Cuando terminaron, las otras hormigas armaron tal griterío que todos vinieron a ver y a aplaudir. Entonces Eleazar miró a su familia y dijo:

-¡Mañana me voy de viaje por el río!

Esa noche soñó que un pájaro se apoyaba en el borde de su barco y lo hacía zozobrar. Él lo rescataba, lo apoyaba otra vez sobre el agua, pero cuando iba a subirse, el viento transformaba su barco en un barrilete. A la tercera vez, los cocodrilos se habían tomado todo el río y no quedaba agua para navegar. Eleazar, entonces, rompía a llorar y salía corriendo y gritando: “¡Hermelindaaa!”

-Sí, Eleazar, estoy aquí –Contesto Hermelinda, que acababa de llegar con un salvavidas puesto. El amigo se restregó los ojos para borrar las pesadillas.

-Hermelinda, los cocodrilos ¿Toman mucha agua?

-¿Mucha agua? No, en realidad toman mucho sol, pero ¿Agua? –Dijo la hormiga cara de no entender.

Entonces Eleazar bostezó. Fue un bostezo tan grande que las arañas debieron sujetarse de los hilos para no salir volando. Y es que de pronto tenía sueño, tal vez no era sueño.

Es que había llegado el momento de viajar, y las rodillas, y luego las orejas, y hasta el ombligo le empezaban a doler de miedo.

-Mejor no voy –Murmuró.

Sólo que entonces, comenzaron a llegar los hermanos menores para acompañarlo, y también las abejas, una familia de palomas verdes, los monos más pequeños y todas, todas las hormigas.

Fueron conversando con él hasta el río y, cuando Eleazar vio su barco amarrado en la orilla, el poquito de miedo que le quedaba aún en las orejas, se fue volando hasta asentarse en el rojo de los frutos silvestres.

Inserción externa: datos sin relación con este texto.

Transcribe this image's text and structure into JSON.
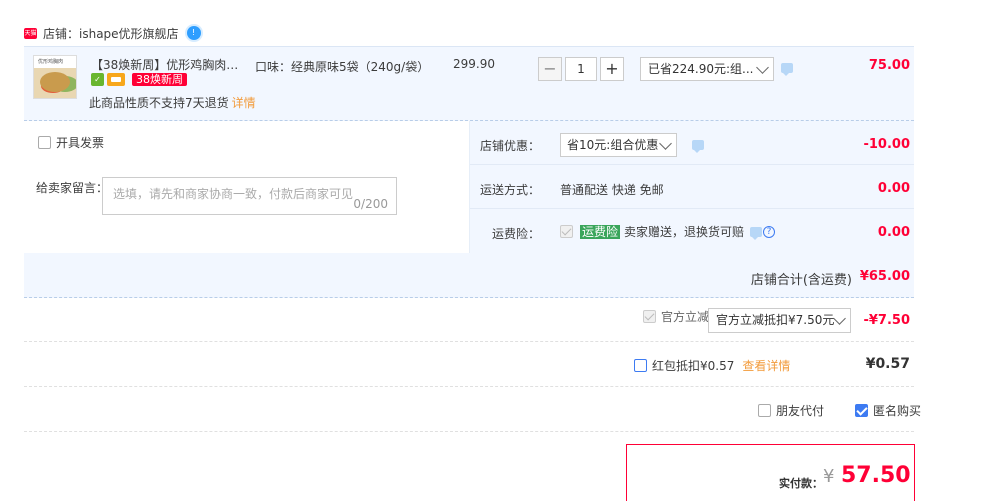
{
  "shop": {
    "label": "店铺：ishape优形旗舰店",
    "tmall_icon_text": "天猫",
    "badge_text": "!"
  },
  "item": {
    "thumb_text": "优形鸡胸肉",
    "title": "【38焕新周】优形鸡胸肉蒸麦...",
    "promo_badge": "38焕新周",
    "no_return": "此商品性质不支持7天退货",
    "detail_link": "详情",
    "sku": "口味：经典原味5袋（240g/袋）",
    "unit_price": "299.90",
    "qty_minus": "−",
    "qty_value": "1",
    "qty_plus": "+",
    "discount_select": "已省224.90元:组...",
    "total": "75.00"
  },
  "options": {
    "invoice_label": "开具发票",
    "message_label": "给卖家留言：",
    "message_placeholder": "选填，请先和商家协商一致，付款后商家可见",
    "message_count": "0/200",
    "shop_discount_label": "店铺优惠：",
    "shop_discount_select": "省10元:组合优惠",
    "shop_discount_value": "-10.00",
    "shipping_label": "运送方式：",
    "shipping_text": "普通配送 快递 免邮",
    "shipping_value": "0.00",
    "insurance_label": "运费险：",
    "insurance_tag": "运费险",
    "insurance_text": "卖家赠送，退换货可赔",
    "insurance_help": "?",
    "insurance_value": "0.00",
    "shop_total_label": "店铺合计(含运费)",
    "shop_total_value": "¥65.00"
  },
  "summary": {
    "official_label": "官方立减",
    "official_select": "官方立减抵扣¥7.50元",
    "official_value": "-¥7.50",
    "redpack_label": "红包抵扣¥0.57",
    "redpack_link": "查看详情",
    "redpack_value": "¥0.57",
    "friend_pay_label": "朋友代付",
    "anonymous_label": "匿名购买",
    "pay_label": "实付款：",
    "pay_yen": "¥",
    "pay_amount": "57.50"
  },
  "colors": {
    "accent": "#ff0036",
    "row_bg": "#f2f7ff",
    "link_orange": "#f29b3b",
    "check_blue": "#3d7bf2"
  }
}
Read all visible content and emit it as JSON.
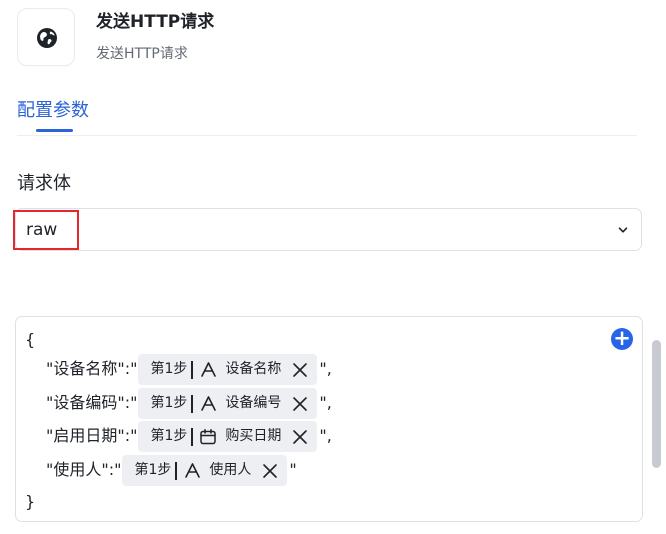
{
  "app": {
    "title": "发送HTTP请求",
    "subtitle": "发送HTTP请求",
    "icon": "globe-icon"
  },
  "tabs": [
    {
      "label": "配置参数",
      "active": true
    }
  ],
  "request_body": {
    "label": "请求体",
    "selected": "raw"
  },
  "editor": {
    "open_brace": "{",
    "close_brace": "}",
    "lines": [
      {
        "key_text": "\"设备名称\":\"",
        "chip": {
          "step": "第1步",
          "field_type_icon": "text-type-icon",
          "field_name": "设备名称"
        },
        "tail": "\","
      },
      {
        "key_text": "\"设备编码\":\"",
        "chip": {
          "step": "第1步",
          "field_type_icon": "text-type-icon",
          "field_name": "设备编号"
        },
        "tail": "\","
      },
      {
        "key_text": "\"启用日期\":\"",
        "chip": {
          "step": "第1步",
          "field_type_icon": "calendar-icon",
          "field_name": "购买日期"
        },
        "tail": "\","
      },
      {
        "key_text": "\"使用人\":\"",
        "chip": {
          "step": "第1步",
          "field_type_icon": "text-type-icon",
          "field_name": "使用人"
        },
        "tail": "\""
      }
    ]
  },
  "colors": {
    "accent": "#2b63d9",
    "highlight": "#e3262f",
    "chip_background": "#edeff2",
    "add_button": "#2665ea"
  }
}
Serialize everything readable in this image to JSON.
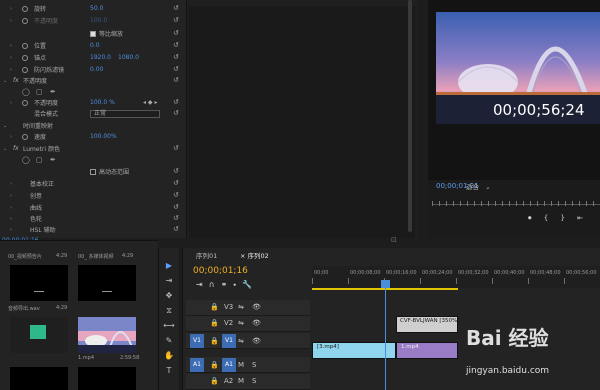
{
  "effect_controls": {
    "rows": [
      {
        "label": "旋转",
        "value": "50.0"
      },
      {
        "label": "不透明度",
        "value": "100.0"
      },
      {
        "label": "等比缩放",
        "checkbox": true
      },
      {
        "label": "位置",
        "value": "0.0"
      },
      {
        "label": "锚点",
        "value": "1920.0",
        "value2": "1080.0"
      },
      {
        "label": "防闪烁滤镜",
        "value": "0.00"
      },
      {
        "label": "不透明度",
        "section": true
      },
      {
        "label": "不透明度",
        "value": "100.0 %"
      },
      {
        "label": "混合模式",
        "select": "正常"
      },
      {
        "label": "时间重映射",
        "section": true
      },
      {
        "label": "速度",
        "value": "100.00%"
      },
      {
        "label": "Lumetri 颜色",
        "section": true
      },
      {
        "label": "高动态范围",
        "checkbox": false
      },
      {
        "label": "基本校正"
      },
      {
        "label": "创意"
      },
      {
        "label": "曲线"
      },
      {
        "label": "色轮"
      },
      {
        "label": "HSL 辅助"
      }
    ],
    "timecode": "00;00;01;16"
  },
  "monitor": {
    "timecode_overlay": "00;00;56;24",
    "current_tc": "00;00;01;21",
    "fit": "适合",
    "controls": [
      "⏺",
      "{",
      "}",
      "⇤"
    ]
  },
  "project": {
    "items": [
      {
        "name": "00_视频预告片",
        "len": "4:29"
      },
      {
        "name": "00_ 多媒体视频",
        "len": "4:29"
      },
      {
        "name": "音频导出.wav",
        "len": "4:29"
      },
      {
        "name": "1.mp4",
        "len": "2:59:58"
      }
    ]
  },
  "tools": [
    "▶",
    "⇥",
    "✥",
    "⧖",
    "⟷",
    "✎",
    "✋",
    "T"
  ],
  "timeline": {
    "tabs": [
      "序列01",
      "序列02"
    ],
    "timecode": "00;00;01;16",
    "ruler_labels": [
      "00;00",
      "00;00;08;00",
      "00;00;16;00",
      "00;00;24;00",
      "00;00;32;00",
      "00;00;40;00",
      "00;00;48;00",
      "00;00;56;00"
    ],
    "tracks": [
      {
        "name": "V3"
      },
      {
        "name": "V2"
      },
      {
        "name": "V1",
        "tag": "V1"
      },
      {
        "name": "A1",
        "tag": "A1"
      },
      {
        "name": "A2"
      }
    ],
    "clips": [
      {
        "label": "CVF-BVLJWAN [350%]",
        "color": "#c9c9c9"
      },
      {
        "label": "[3.mp4]",
        "color": "#8fd5ee"
      },
      {
        "label": "1.mp4",
        "color": "#9a7cc6"
      }
    ]
  },
  "watermark": {
    "brand": "Bai 经验",
    "url": "jingyan.baidu.com"
  }
}
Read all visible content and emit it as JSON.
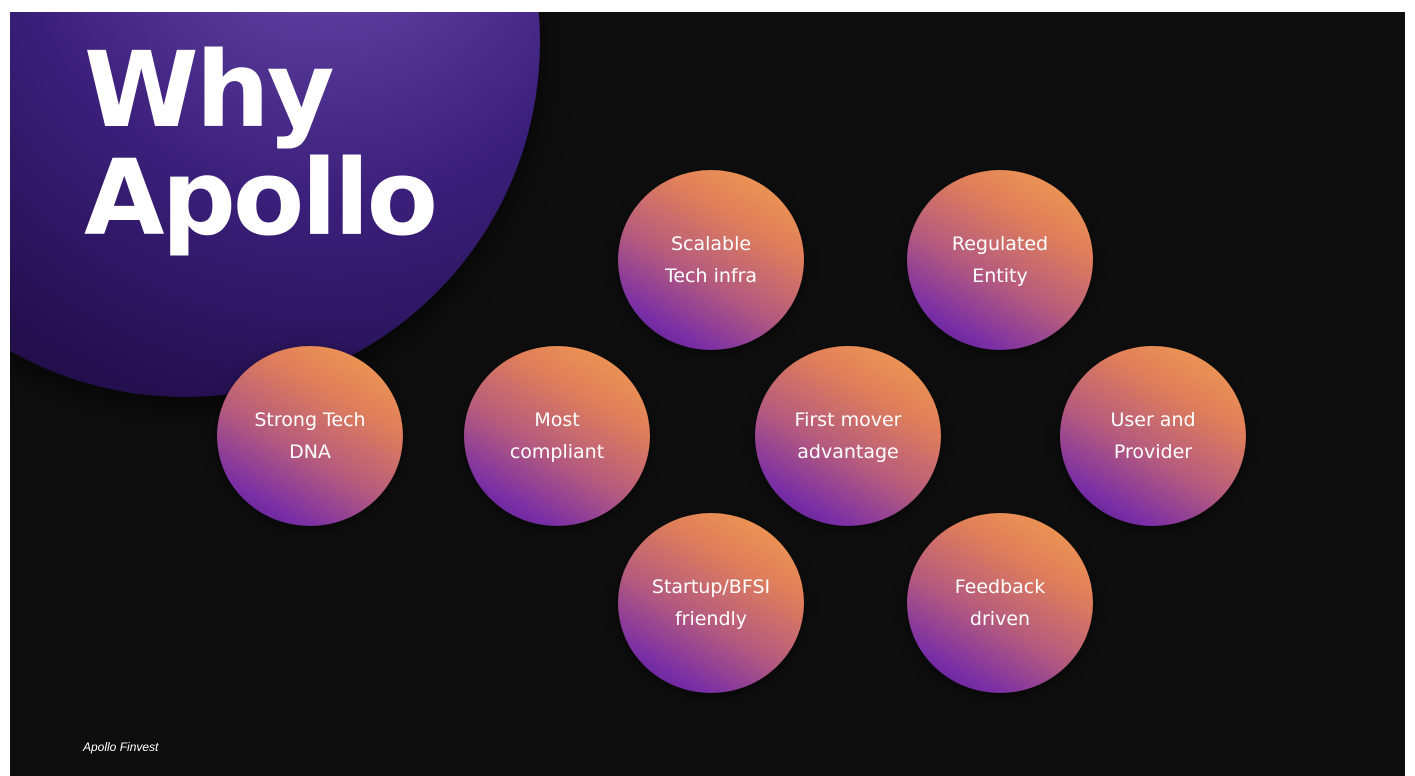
{
  "slide": {
    "title_line1": "Why",
    "title_line2": "Apollo",
    "footer": "Apollo Finvest",
    "colors": {
      "background": "#0e0e0e",
      "accent_purple": "#3a1f7a",
      "bubble_gradient_start": "#f4a24f",
      "bubble_gradient_end": "#4e178f",
      "text": "#ffffff"
    }
  },
  "reasons": [
    {
      "label": "Scalable\nTech infra"
    },
    {
      "label": "Regulated\nEntity"
    },
    {
      "label": "Strong Tech\nDNA"
    },
    {
      "label": "Most\ncompliant"
    },
    {
      "label": "First mover\nadvantage"
    },
    {
      "label": "User and\nProvider"
    },
    {
      "label": "Startup/BFSI\nfriendly"
    },
    {
      "label": "Feedback\ndriven"
    }
  ]
}
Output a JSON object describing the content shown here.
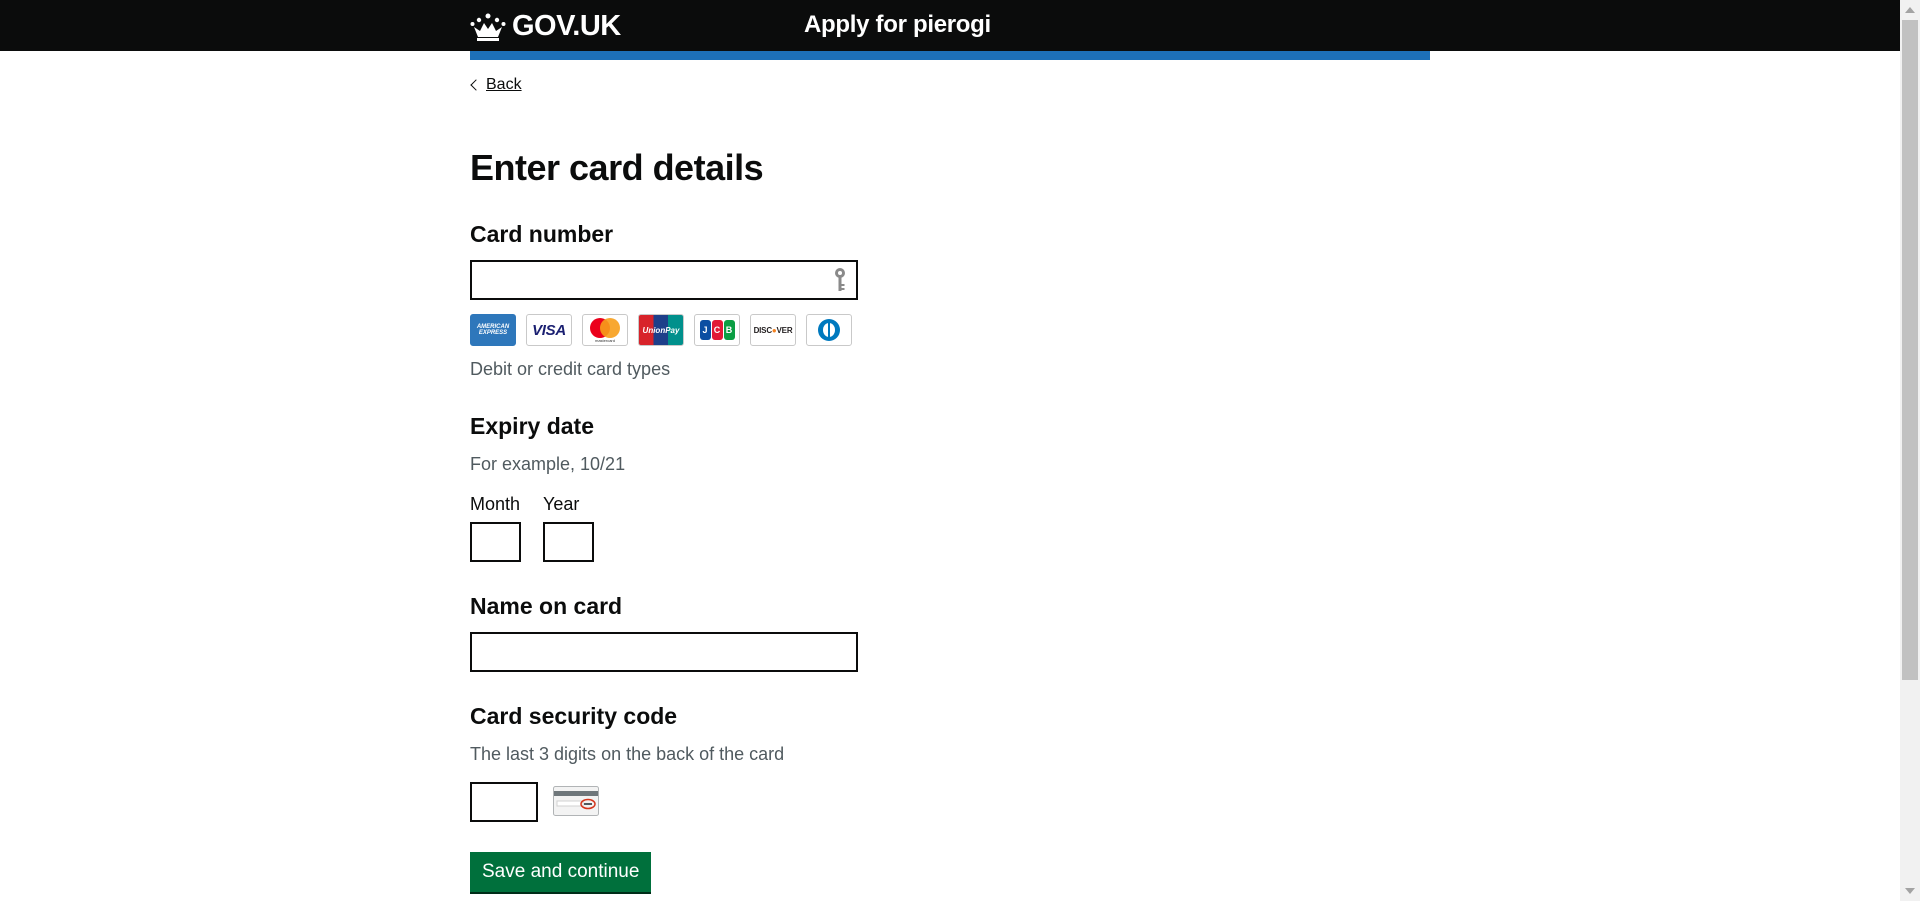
{
  "header": {
    "logo_text": "GOV.UK",
    "service_name": "Apply for pierogi"
  },
  "nav": {
    "back_label": "Back"
  },
  "page": {
    "title": "Enter card details"
  },
  "form": {
    "card_number": {
      "label": "Card number",
      "value": "",
      "hint": "Debit or credit card types",
      "card_types": [
        "American Express",
        "Visa",
        "Mastercard",
        "UnionPay",
        "JCB",
        "Discover",
        "Diners Club"
      ]
    },
    "expiry": {
      "label": "Expiry date",
      "hint": "For example, 10/21",
      "month_label": "Month",
      "year_label": "Year",
      "month_value": "",
      "year_value": ""
    },
    "name_on_card": {
      "label": "Name on card",
      "value": ""
    },
    "security_code": {
      "label": "Card security code",
      "hint": "The last 3 digits on the back of the card",
      "value": ""
    },
    "submit_label": "Save and continue"
  },
  "colors": {
    "header_bg": "#0b0c0c",
    "accent_blue": "#1d70b8",
    "button_green": "#00703c",
    "hint_grey": "#505a5f"
  }
}
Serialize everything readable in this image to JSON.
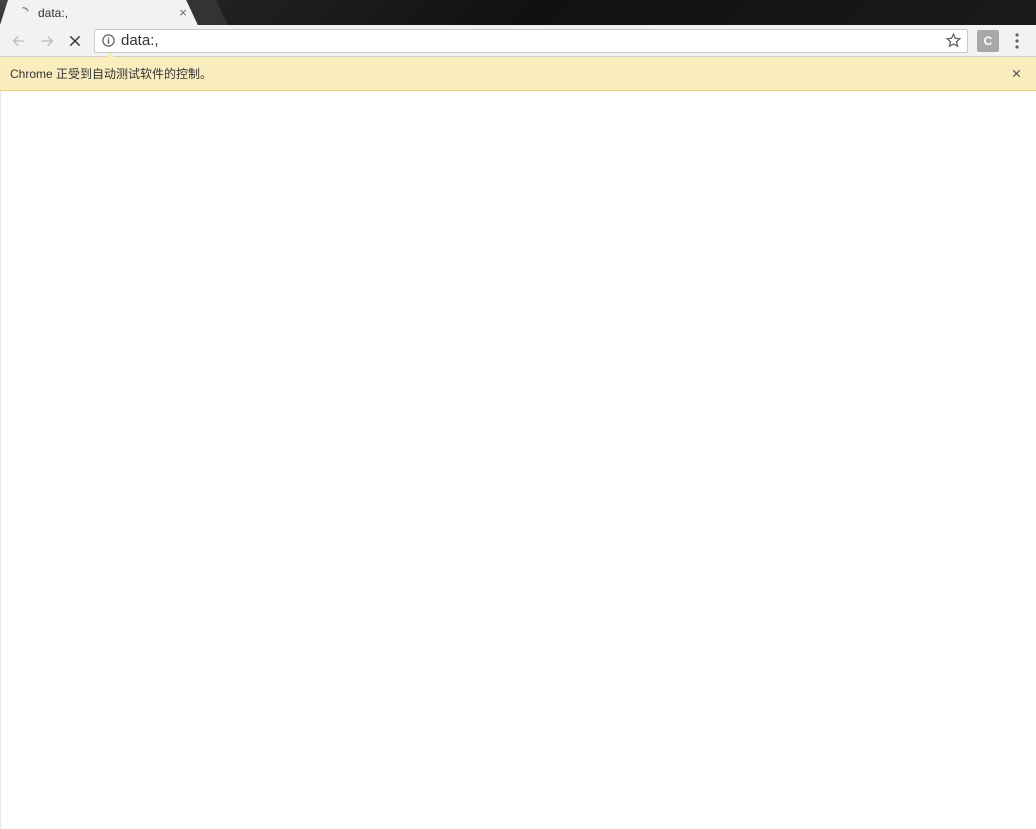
{
  "tab": {
    "title": "data:,",
    "close_glyph": "×"
  },
  "toolbar": {
    "url": "data:,",
    "extension_label": "C"
  },
  "infobar": {
    "message": "Chrome 正受到自动测试软件的控制。"
  }
}
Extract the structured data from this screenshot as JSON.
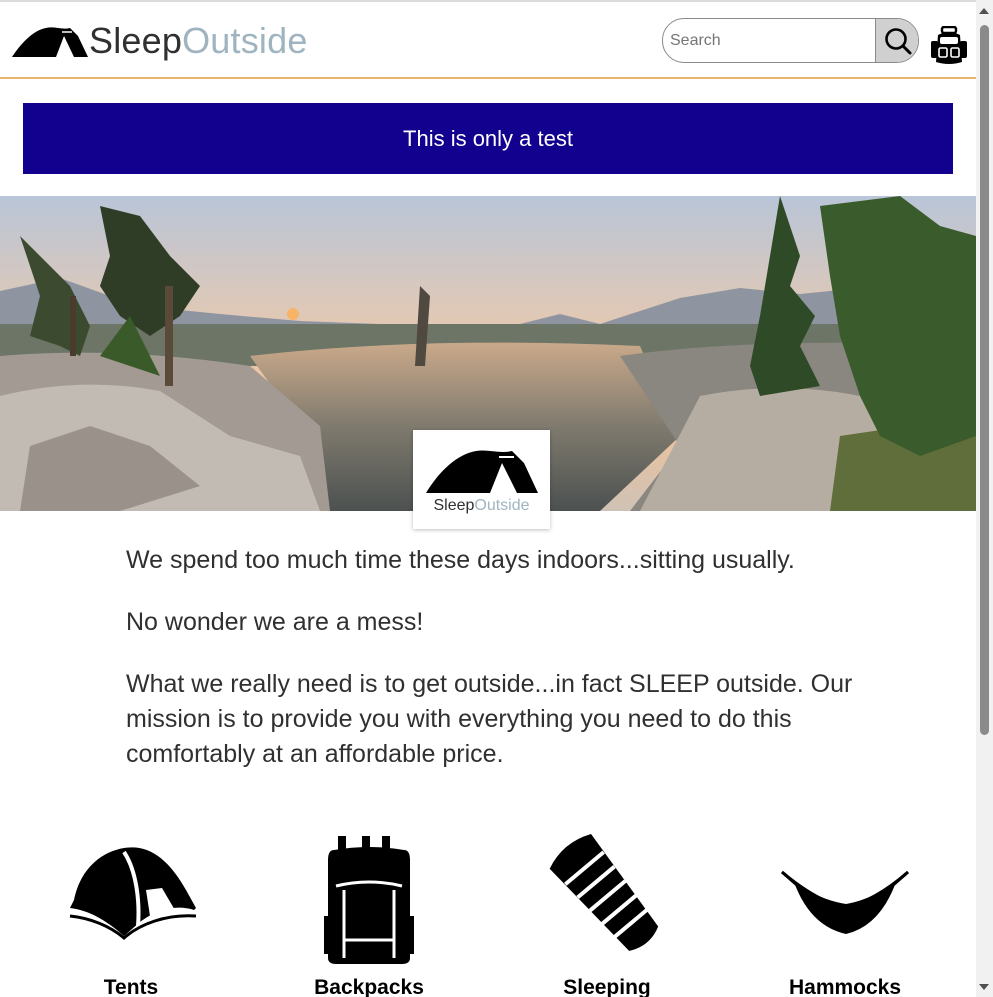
{
  "header": {
    "logo": {
      "part1": "Sleep",
      "part2": "Outside"
    },
    "search": {
      "placeholder": "Search",
      "value": "",
      "icon": "search-icon"
    },
    "cart": {
      "icon": "backpack-cart-icon"
    }
  },
  "alert": {
    "message": "This is only a test",
    "background": "#12008e"
  },
  "hero": {
    "image": "mountain-lake-panorama",
    "logo": {
      "part1": "Sleep",
      "part2": "Outside"
    }
  },
  "mission": {
    "paragraphs": [
      "We spend too much time these days indoors...sitting usually.",
      "No wonder we are a mess!",
      "What we really need is to get outside...in fact SLEEP outside. Our mission is to provide you with everything you need to do this comfortably at an affordable price."
    ]
  },
  "categories": [
    {
      "label": "Tents",
      "icon": "tent-icon"
    },
    {
      "label": "Backpacks",
      "icon": "backpack-icon"
    },
    {
      "label": "Sleeping",
      "icon": "sleeping-bag-icon"
    },
    {
      "label": "Hammocks",
      "icon": "hammock-icon"
    }
  ],
  "colors": {
    "accent_border": "#e8b36a",
    "logo_outside": "#9fb4c0",
    "text": "#303030"
  }
}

-¿Vamos? –Le dijo Hermelinda.

-Probemos –Contestó él, mientras apoyaba con cuidado primero una pata, luego otra, finalmente las de atrás. Gran silencio en la orilla.

Pasó un instante largo y lento hasta que el barco comenzó a deslizarse suave sobre la corriente. Alboroto de alegría.

Poco más allá, en una saliente de arena, el barco se detuvo un momento para que el navegante se despidiera.

Hermelinda lo besó muchas veces, y le dio un atadito de lápices y papeles, para que Eleazar escribiera cartas mientras estuviera lejos. Luego descendió como una reina y se instaló junto a sus compañeras, que decían adiós con pañuelitos de hierbabuena.

Eleazar contestó los saludos, separó l embarcación de la orilla de arna y se dejó ir.

Un vientito acompañante le rozó las pestañas y algunos pájaros conocidos lo sobrevolaron por última vez.

Al barco se deslizaba sobre la piel del agua y él comenzó a sentirse liviano como una hoja, y casi pequeño, felizmente pequeño, bajo el enorme cielo azul.